Avec Talk, la Base D veut « ouvrir la parole » dans le hip-hop nantais

L’incubateur artistique nantais La Base D organise le lancement de son premier cycle de table ronde jeudi 25 juin. À la Licorne Noire, ce premier « talk » abordera les questions d’emprise et les rapports de force dans les danses hip-hop et esthétiques voisines, un événement en partenariat avec Fragil.

L'équipe de la Base D : Marine Rioult, coordinatrice, Sarah Rousseau, chargée d'administration et communication, Franziska Fiedler, chargée de production. Photo : la Base D

« On a reçu beaucoup de témoignages de danseureuses dans le milieu hip-hop, alors on a rapidement réfléchi à un moyen d’en faire quelque chose », explique Sarah Rousseau, chargée d’administration et de la communication à la Base D. Cette maison ressource pour les personnes qui font vivre les danses hip-hop et esthétiques voisines (comme le waacking, le voguing, …) accompagne les artistes dans leur professionnalisation. « Ce sont souvent des danseureuses qui ont beaucoup pratiqué, mais qui ne savent pas vraiment comment fonctionne le milieu du spectacle vivant, et qui ont des projets de création artistique », ajoute Sarah. Ainsi, leur but est de les accompagner sur l’aspect administratif, la création de compagnies ou d’associations, mais aussi sur le spectre créatif, et désormais, questionner la santé mentale et déconstruire les mentalités dans ce milieu.

Un milieu propice à l’emprise

« Dans le milieu des danses hip-hop, explique Sarah, il y a la particularité de travailler avec des mentors.
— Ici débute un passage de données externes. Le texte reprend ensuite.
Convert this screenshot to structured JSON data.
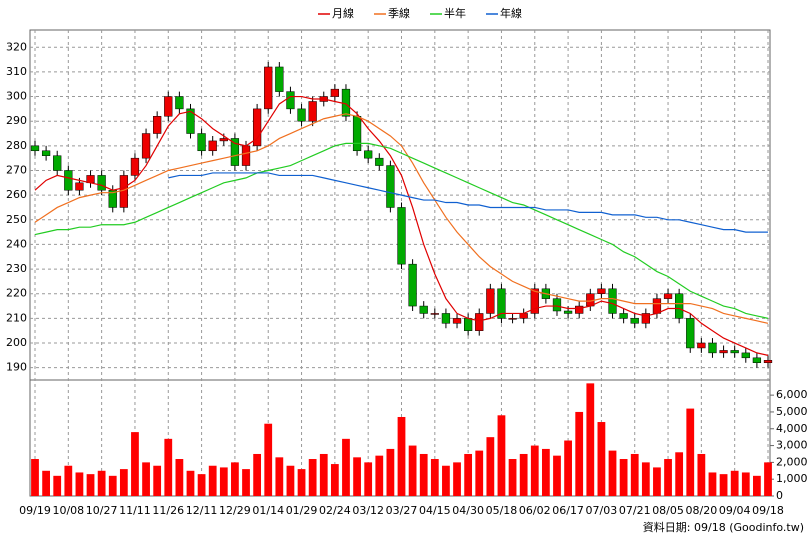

Et souvent, en tant que jeune, on ne se rend pas compte que certains comportements sont problématiques. » Ces danses qui s’apprennent couramment en autodidacte sont également pratiquées dans des milieux informels, à la différence d’autres pratiques plus classiques comme la danse contemporaine qui s’apprend au conservatoire ou en école de danse et est encadrée par des professeur·es.

Un espace pour parler de ces thématiques silenciées

Si cette réalité est systémique, peu d’espace existent pour en parler : « Les gens abordent ces thématiques entre eux mais ce n’est jamais « outé » », précise Sarah. Outre l’emprise, ce milieu n’échappe également pas aux discriminations et aux violences et harcèlement sexistes et sexuels (VHSS), comme le démontre la récente affaire autour du festival nantais Hip Opsession, dans laquelle la victime accuse un membre de l’organisation d’« un fait de violences sexistes et sexuelles ».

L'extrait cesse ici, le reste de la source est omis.